Fries are a staple for many restaurants, and you currently have them on your menu, it may be a good idea to try to encroach on the mega-chains ground when your customers start arguing with their friends about the subtleties of sea salt and crispiness. Maybe you already make world-renowned fries, and if that’s the case, feel free to stop reading. However, if you are just slicing up potatoes, throwing ’em in the frier, and tossing salt on them, or if you are buying frozen bags of them from a supplier, we think there are better options.

First of all, if you get frozen fries from a supplier, you are on the right track. As we tweeted earlier, this guy knows the secret of the perfect fry – the freezer. Breaking down the internal structure of the fry reduces the starchiness and creates a soft-n’-steamy interior for your customer’s enjoyment. However, getting those supplier fries means that customer’s may have had your fries a thousand times before at any number of surrounding restaurants. The more original, delicious cuisine you have, the more chance that a customer will remember you next time for dinner. You’re goal is this: the next time an argument about fries comes up (as they often do), you want your customer to be an ambassador for your establishment.
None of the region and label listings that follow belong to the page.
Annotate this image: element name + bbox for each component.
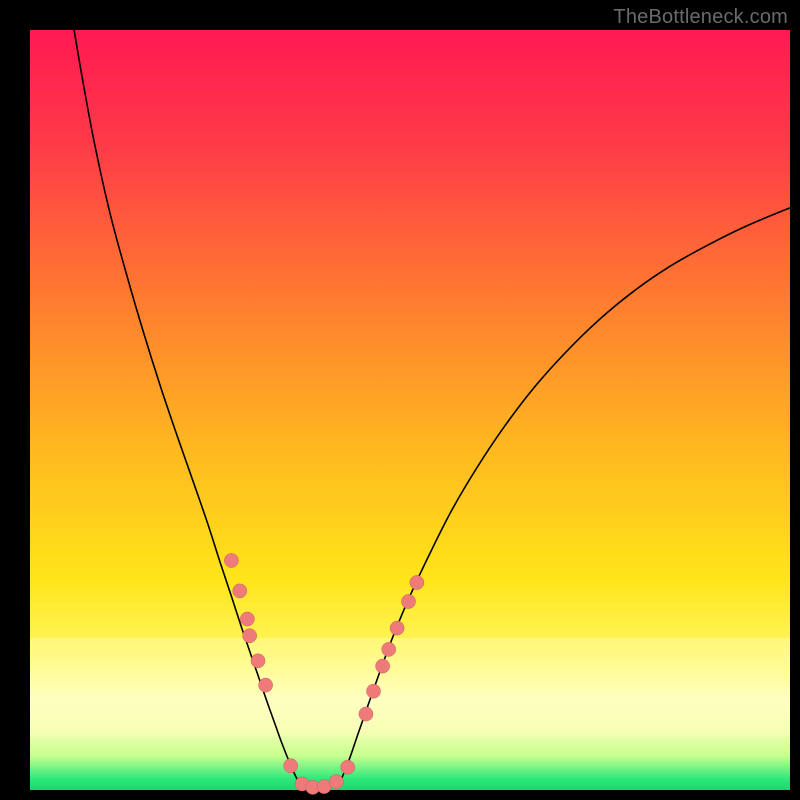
data-marker <box>359 707 373 721</box>
data-marker <box>376 659 390 673</box>
data-marker <box>259 678 273 692</box>
data-marker <box>390 621 404 635</box>
data-marker <box>240 612 254 626</box>
data-marker <box>366 684 380 698</box>
chart-frame: TheBottleneck.com <box>0 0 800 800</box>
pale-band <box>30 638 790 737</box>
bottleneck-chart <box>0 0 800 800</box>
data-marker <box>284 759 298 773</box>
data-marker <box>224 553 238 567</box>
data-marker <box>410 575 424 589</box>
data-marker <box>329 775 343 789</box>
data-marker <box>382 642 396 656</box>
data-marker <box>233 584 247 598</box>
data-marker <box>243 629 257 643</box>
watermark-label: TheBottleneck.com <box>613 6 788 29</box>
data-marker <box>401 594 415 608</box>
data-marker <box>341 760 355 774</box>
data-marker <box>251 654 265 668</box>
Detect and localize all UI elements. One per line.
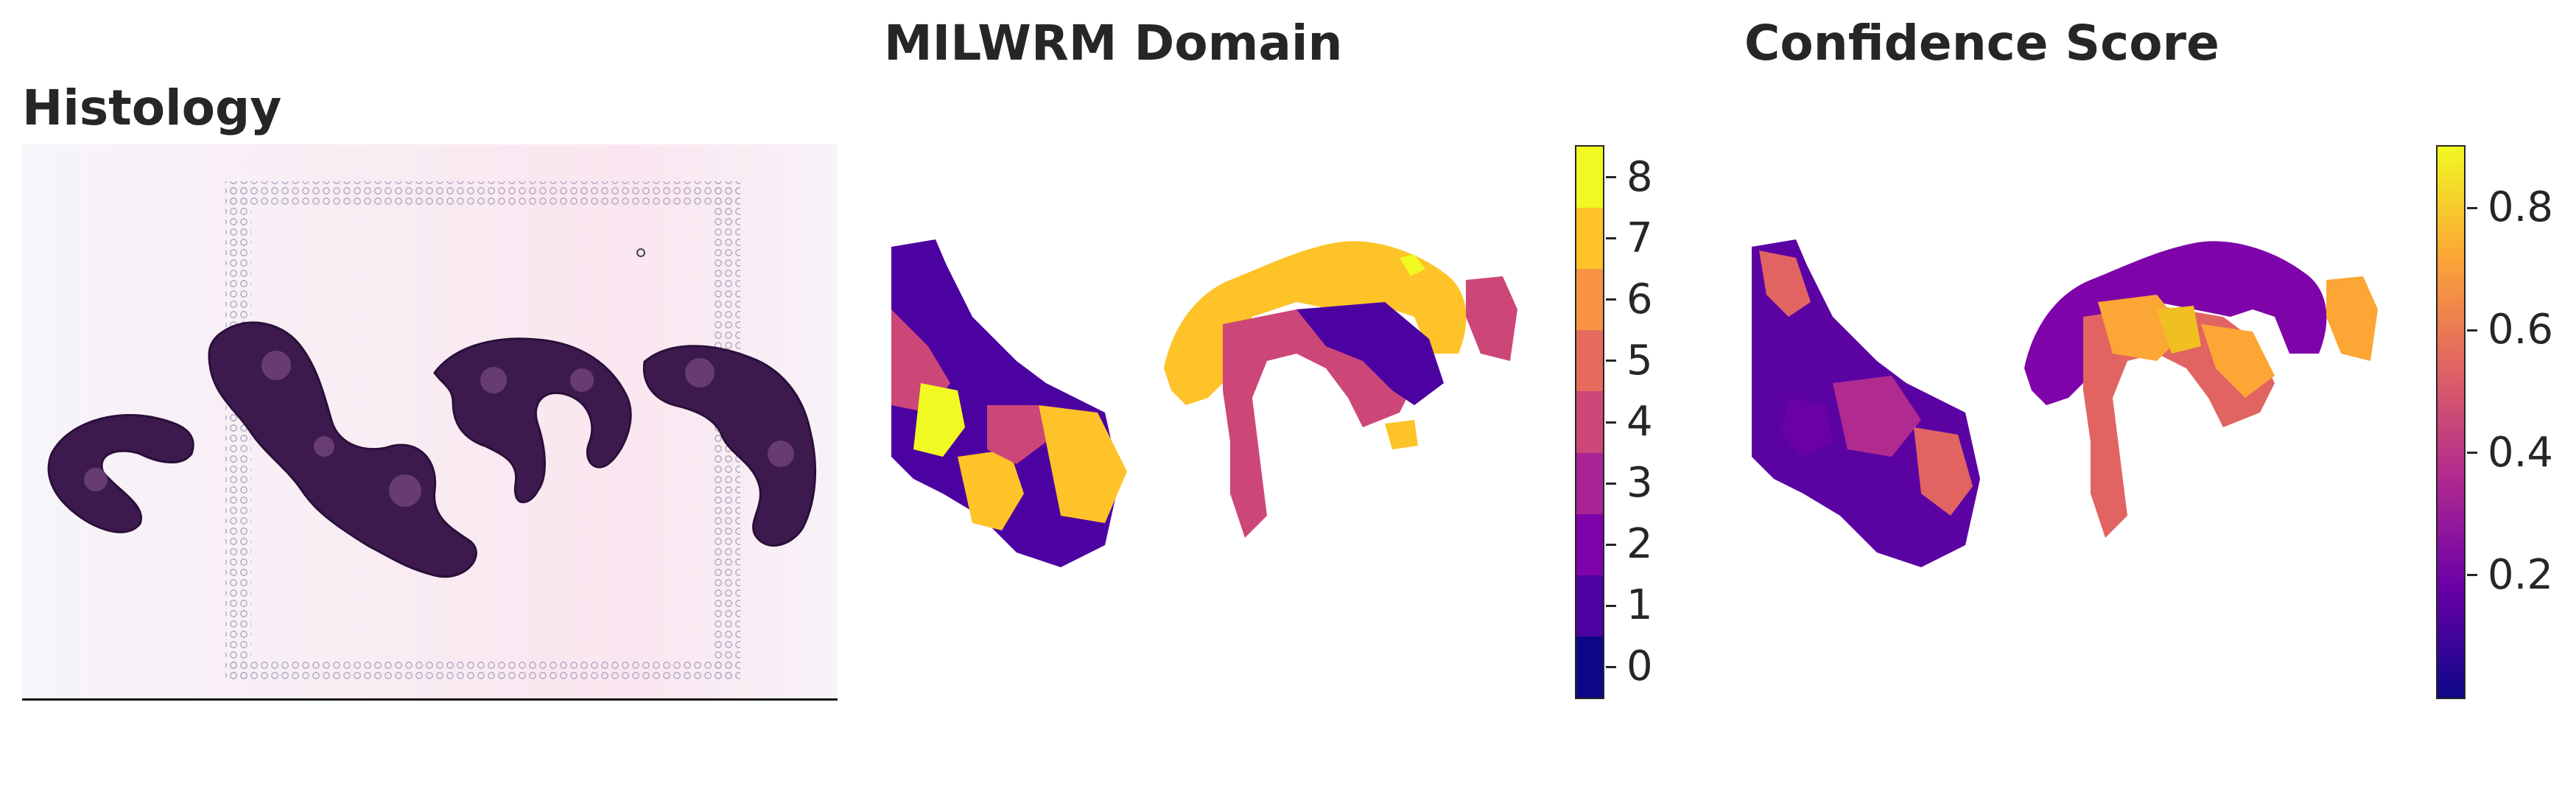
domain-colorbar-tick-label: 8 bbox=[1626, 152, 1653, 201]
domain-colorbar-tick bbox=[1606, 482, 1616, 485]
domain-colorbar: 0 1 2 3 4 5 6 7 8 bbox=[1575, 145, 1653, 699]
confidence-colorbar-tick-label: 0.6 bbox=[2488, 306, 2554, 354]
domain-colorbar-segment bbox=[1576, 513, 1603, 575]
domain-colorbar-tick-label: 0 bbox=[1626, 642, 1653, 691]
histology-title: Histology bbox=[22, 80, 282, 136]
confidence-colorbar-tick bbox=[2467, 574, 2477, 577]
domain-colorbar-tick bbox=[1606, 360, 1616, 362]
domain-colorbar-tick-label: 5 bbox=[1626, 336, 1653, 385]
domain-colorbar-segment bbox=[1576, 330, 1603, 392]
domain-colorbar-tick bbox=[1606, 421, 1616, 424]
confidence-colorbar-tick-label: 0.4 bbox=[2488, 428, 2554, 477]
confidence-colorbar-tick bbox=[2467, 206, 2477, 209]
confidence-colorbar: 0.2 0.4 0.6 0.8 bbox=[2436, 145, 2553, 699]
domain-colorbar-segment bbox=[1576, 452, 1603, 514]
confidence-score-map bbox=[1752, 239, 2378, 567]
domain-colorbar-tick-label: 6 bbox=[1626, 275, 1653, 323]
domain-colorbar-tick-label: 4 bbox=[1626, 398, 1653, 446]
milwrm-domain-map bbox=[891, 239, 1517, 567]
domain-colorbar-tick bbox=[1606, 665, 1616, 668]
domain-colorbar-tick bbox=[1606, 543, 1616, 546]
confidence-colorbar-gradient bbox=[2438, 147, 2464, 698]
confidence-colorbar-tick bbox=[2467, 329, 2477, 332]
histology-image bbox=[22, 144, 838, 701]
domain-colorbar-tick-label: 3 bbox=[1626, 459, 1653, 508]
milwrm-domain-title: MILWRM Domain bbox=[884, 15, 1343, 71]
domain-colorbar-segment bbox=[1576, 147, 1603, 208]
domain-colorbar-tick bbox=[1606, 298, 1616, 301]
confidence-colorbar-tick-label: 0.8 bbox=[2488, 183, 2554, 232]
domain-colorbar-segment bbox=[1576, 208, 1603, 270]
domain-colorbar-tick-label: 1 bbox=[1626, 581, 1653, 630]
domain-colorbar-tick bbox=[1606, 237, 1616, 240]
domain-colorbar-segment bbox=[1576, 636, 1603, 698]
domain-colorbar-tick bbox=[1606, 176, 1616, 179]
confidence-score-title: Confidence Score bbox=[1744, 15, 2219, 71]
confidence-colorbar-tick-label: 0.2 bbox=[2488, 550, 2554, 599]
domain-colorbar-segment bbox=[1576, 391, 1603, 453]
confidence-colorbar-tick bbox=[2467, 452, 2477, 455]
domain-colorbar-segment bbox=[1576, 575, 1603, 637]
domain-colorbar-tick-label: 7 bbox=[1626, 214, 1653, 262]
domain-colorbar-tick bbox=[1606, 604, 1616, 607]
domain-colorbar-segment bbox=[1576, 269, 1603, 331]
domain-colorbar-tick-label: 2 bbox=[1626, 520, 1653, 569]
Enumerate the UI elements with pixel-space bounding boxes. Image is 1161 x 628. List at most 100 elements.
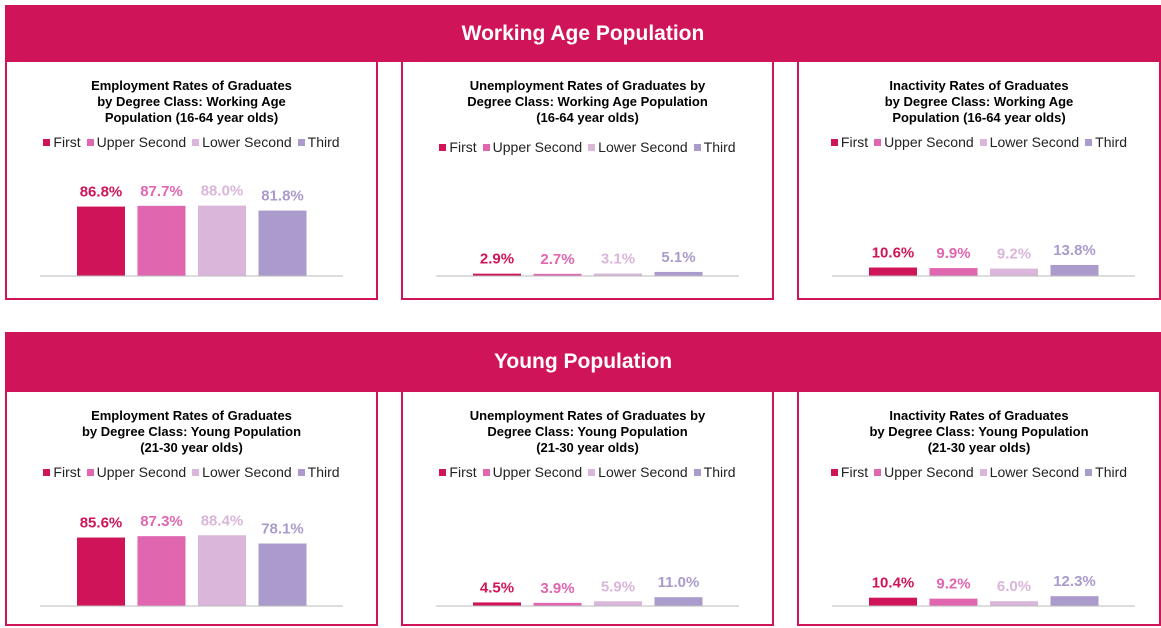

While there are many recipes online that inform you of the perfect fry, you’ll really have to experiment on your own to find some that compliment your existing menu and speak to your customer’s palate. Don’t be too shy, either. While steak with steak fries may be a perennial favorite, you could always try heavily salted string fries instead, or as an addition to your existing menu. You may be surprised at the number of customers who prefer one over the other, and in addition, you can bet there will be a conversation about it at the table if both are ordered.

However, the buck doesn’t stop at the size of the fry or amount of salt. Seasonings, such as chili powder or dry ranch, can liven up a menu. If you aren’t sure of which fry your customer’s enjoy the most, offer a fry-trio appetizer for a limited time. Plate three of your favorite variations as a single appetizer, then judge customer reactions and keep track of which variations are left on the plate after the meal. As long as all three are sufficiently tasty (so you don’t get any nasty remarks about the fries that don’t pull their weight), and sufficiently varied (so they don’t confuse which fry is which), this is a great way to give your customer’s the ultimate decision in what lands on your long-term menu.

Don’t let your fries languish to the side; make them just one more reason customer’s want to choose you for lunch or dinner.